The number of people who had actually forgotten they had filed a claim at all is what’s noteworthy about the Reddit discussion that surfaced after payments were made. The lawsuit was filed in 2023, the breach occurred in late 2022, the settlement process lasted until 2025, and payments arrived in early 2026. The time between the breach and the payout is more than three years. Individuals who received $45.40 in their Venmo accounts had to look up what it was used for. One recipient mentioned that their only connection was that they had interned at Hub years prior. Another mentioned, somewhat resentfully, that they were still employed by Hub International and that their employer had paid them a settlement for failing to protect their data.

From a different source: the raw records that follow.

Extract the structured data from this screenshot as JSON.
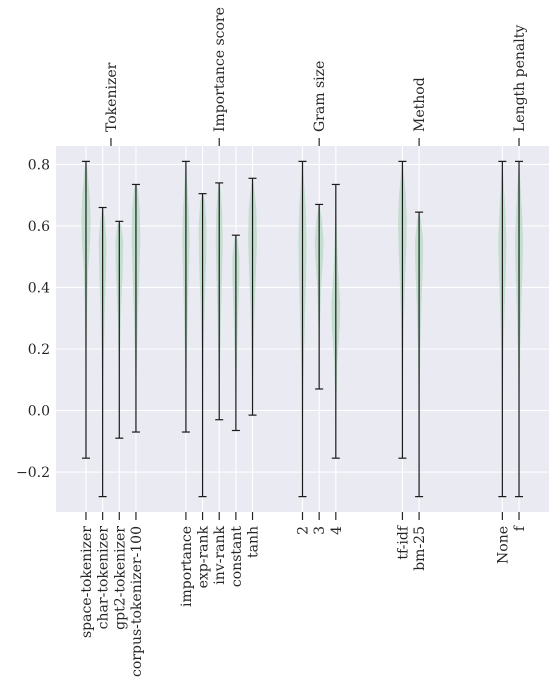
{
  "chart_data": {
    "type": "violin",
    "ylim": [
      -0.33,
      0.86
    ],
    "yticks": [
      -0.2,
      0.0,
      0.2,
      0.4,
      0.6,
      0.8
    ],
    "ytick_labels": [
      "−0.2",
      "0.0",
      "0.2",
      "0.4",
      "0.6",
      "0.8"
    ],
    "grid": true,
    "colors": {
      "background": "#eaeaf2",
      "violin_fill": "#a8d3b8",
      "violin_alpha": 0.6,
      "whisker": "#1a1a1a",
      "grid": "#ffffff",
      "text": "#262626"
    },
    "groups": [
      {
        "label": "Tokenizer",
        "x": 1.5
      },
      {
        "label": "Importance score",
        "x": 8.0
      },
      {
        "label": "Gram size",
        "x": 14.0
      },
      {
        "label": "Method",
        "x": 20.0
      },
      {
        "label": "Length penalty",
        "x": 26.0
      }
    ],
    "violins": [
      {
        "label": "space-tokenizer",
        "x": 0,
        "min": -0.155,
        "max": 0.81,
        "shape": [
          [
            -0.155,
            0.0
          ],
          [
            0.0,
            0.02
          ],
          [
            0.2,
            0.07
          ],
          [
            0.35,
            0.13
          ],
          [
            0.45,
            0.22
          ],
          [
            0.55,
            0.42
          ],
          [
            0.62,
            0.48
          ],
          [
            0.7,
            0.38
          ],
          [
            0.78,
            0.15
          ],
          [
            0.81,
            0.02
          ]
        ]
      },
      {
        "label": "char-tokenizer",
        "x": 1,
        "min": -0.28,
        "max": 0.66,
        "shape": [
          [
            -0.28,
            0.0
          ],
          [
            -0.1,
            0.02
          ],
          [
            0.1,
            0.07
          ],
          [
            0.3,
            0.2
          ],
          [
            0.45,
            0.35
          ],
          [
            0.55,
            0.4
          ],
          [
            0.62,
            0.25
          ],
          [
            0.66,
            0.02
          ]
        ]
      },
      {
        "label": "gpt2-tokenizer",
        "x": 2,
        "min": -0.09,
        "max": 0.615,
        "shape": [
          [
            -0.09,
            0.0
          ],
          [
            0.1,
            0.03
          ],
          [
            0.3,
            0.15
          ],
          [
            0.45,
            0.35
          ],
          [
            0.55,
            0.4
          ],
          [
            0.6,
            0.22
          ],
          [
            0.615,
            0.02
          ]
        ]
      },
      {
        "label": "corpus-tokenizer-100",
        "x": 3,
        "min": -0.07,
        "max": 0.735,
        "shape": [
          [
            -0.07,
            0.0
          ],
          [
            0.1,
            0.05
          ],
          [
            0.3,
            0.2
          ],
          [
            0.45,
            0.35
          ],
          [
            0.55,
            0.45
          ],
          [
            0.65,
            0.4
          ],
          [
            0.72,
            0.2
          ],
          [
            0.735,
            0.02
          ]
        ]
      },
      {
        "label": "importance",
        "x": 6,
        "min": -0.07,
        "max": 0.81,
        "shape": [
          [
            -0.07,
            0.0
          ],
          [
            0.1,
            0.05
          ],
          [
            0.3,
            0.18
          ],
          [
            0.45,
            0.3
          ],
          [
            0.55,
            0.38
          ],
          [
            0.65,
            0.3
          ],
          [
            0.75,
            0.12
          ],
          [
            0.81,
            0.02
          ]
        ]
      },
      {
        "label": "exp-rank",
        "x": 7,
        "min": -0.28,
        "max": 0.705,
        "shape": [
          [
            -0.28,
            0.0
          ],
          [
            0.0,
            0.03
          ],
          [
            0.2,
            0.1
          ],
          [
            0.35,
            0.22
          ],
          [
            0.5,
            0.38
          ],
          [
            0.6,
            0.4
          ],
          [
            0.68,
            0.25
          ],
          [
            0.705,
            0.02
          ]
        ]
      },
      {
        "label": "inv-rank",
        "x": 8,
        "min": -0.03,
        "max": 0.74,
        "shape": [
          [
            -0.03,
            0.0
          ],
          [
            0.1,
            0.05
          ],
          [
            0.3,
            0.18
          ],
          [
            0.45,
            0.3
          ],
          [
            0.55,
            0.36
          ],
          [
            0.65,
            0.3
          ],
          [
            0.72,
            0.14
          ],
          [
            0.74,
            0.02
          ]
        ]
      },
      {
        "label": "constant",
        "x": 9,
        "min": -0.065,
        "max": 0.57,
        "shape": [
          [
            -0.065,
            0.0
          ],
          [
            0.1,
            0.06
          ],
          [
            0.3,
            0.22
          ],
          [
            0.42,
            0.35
          ],
          [
            0.5,
            0.36
          ],
          [
            0.56,
            0.15
          ],
          [
            0.57,
            0.02
          ]
        ]
      },
      {
        "label": "tanh",
        "x": 10,
        "min": -0.015,
        "max": 0.755,
        "shape": [
          [
            -0.015,
            0.0
          ],
          [
            0.1,
            0.05
          ],
          [
            0.3,
            0.18
          ],
          [
            0.45,
            0.35
          ],
          [
            0.55,
            0.45
          ],
          [
            0.65,
            0.4
          ],
          [
            0.73,
            0.15
          ],
          [
            0.755,
            0.02
          ]
        ]
      },
      {
        "label": "2",
        "x": 13,
        "min": -0.28,
        "max": 0.81,
        "shape": [
          [
            -0.28,
            0.0
          ],
          [
            -0.1,
            0.03
          ],
          [
            0.1,
            0.1
          ],
          [
            0.3,
            0.25
          ],
          [
            0.45,
            0.38
          ],
          [
            0.55,
            0.42
          ],
          [
            0.65,
            0.35
          ],
          [
            0.75,
            0.15
          ],
          [
            0.81,
            0.02
          ]
        ]
      },
      {
        "label": "3",
        "x": 14,
        "min": 0.07,
        "max": 0.67,
        "shape": [
          [
            0.07,
            0.0
          ],
          [
            0.25,
            0.05
          ],
          [
            0.4,
            0.2
          ],
          [
            0.5,
            0.4
          ],
          [
            0.55,
            0.45
          ],
          [
            0.62,
            0.3
          ],
          [
            0.67,
            0.02
          ]
        ]
      },
      {
        "label": "4",
        "x": 15,
        "min": -0.155,
        "max": 0.735,
        "shape": [
          [
            -0.155,
            0.0
          ],
          [
            0.0,
            0.05
          ],
          [
            0.15,
            0.15
          ],
          [
            0.28,
            0.42
          ],
          [
            0.35,
            0.45
          ],
          [
            0.45,
            0.25
          ],
          [
            0.55,
            0.12
          ],
          [
            0.7,
            0.04
          ],
          [
            0.735,
            0.01
          ]
        ]
      },
      {
        "label": "tf-idf",
        "x": 19,
        "min": -0.155,
        "max": 0.81,
        "shape": [
          [
            -0.155,
            0.0
          ],
          [
            0.1,
            0.05
          ],
          [
            0.3,
            0.15
          ],
          [
            0.45,
            0.3
          ],
          [
            0.55,
            0.42
          ],
          [
            0.62,
            0.45
          ],
          [
            0.7,
            0.35
          ],
          [
            0.78,
            0.12
          ],
          [
            0.81,
            0.02
          ]
        ]
      },
      {
        "label": "bm-25",
        "x": 20,
        "min": -0.28,
        "max": 0.645,
        "shape": [
          [
            -0.28,
            0.0
          ],
          [
            0.0,
            0.04
          ],
          [
            0.2,
            0.12
          ],
          [
            0.35,
            0.25
          ],
          [
            0.48,
            0.4
          ],
          [
            0.55,
            0.42
          ],
          [
            0.62,
            0.2
          ],
          [
            0.645,
            0.02
          ]
        ]
      },
      {
        "label": "None",
        "x": 25,
        "min": -0.28,
        "max": 0.81,
        "shape": [
          [
            -0.28,
            0.0
          ],
          [
            0.0,
            0.04
          ],
          [
            0.2,
            0.12
          ],
          [
            0.35,
            0.25
          ],
          [
            0.48,
            0.38
          ],
          [
            0.55,
            0.42
          ],
          [
            0.65,
            0.3
          ],
          [
            0.75,
            0.12
          ],
          [
            0.81,
            0.02
          ]
        ]
      },
      {
        "label": "f",
        "x": 26,
        "min": -0.28,
        "max": 0.81,
        "shape": [
          [
            -0.28,
            0.0
          ],
          [
            0.0,
            0.04
          ],
          [
            0.2,
            0.12
          ],
          [
            0.35,
            0.25
          ],
          [
            0.48,
            0.38
          ],
          [
            0.55,
            0.42
          ],
          [
            0.65,
            0.3
          ],
          [
            0.75,
            0.12
          ],
          [
            0.81,
            0.02
          ]
        ]
      }
    ]
  }
}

That last scenario is especially uncomfortable. By its very nature, insurance brokerage requires the kind of detailed personal information that other industries don’t usually have, such as financial accounts, health coverage details, and information that sits at the intersection of employment, health, and finances all at once. Because the business relationship demanded it, Hub’s clients and staff trusted the firm with some of their most private information. The breach occurred because Hub held the information on their behalf and its systems weren’t sufficiently secured, not because people willingly gave it away.
From the public record, it is still unclear how exactly hackers gained access to Hub’s systems and what particular security flaws allowed the intrusion to remain undetected long enough for files to be copied and deleted. In the settlement, Hub did not acknowledge any liability. As is usually the case, the company paid to put an end to the litigation without a formal finding of wrongdoing. That solution might or might not feel like accountability to the 514,477 people who are currently keeping an eye on their credit and making $45 payments into their bank accounts. It usually feels like something in between when you watch these settlements pay out.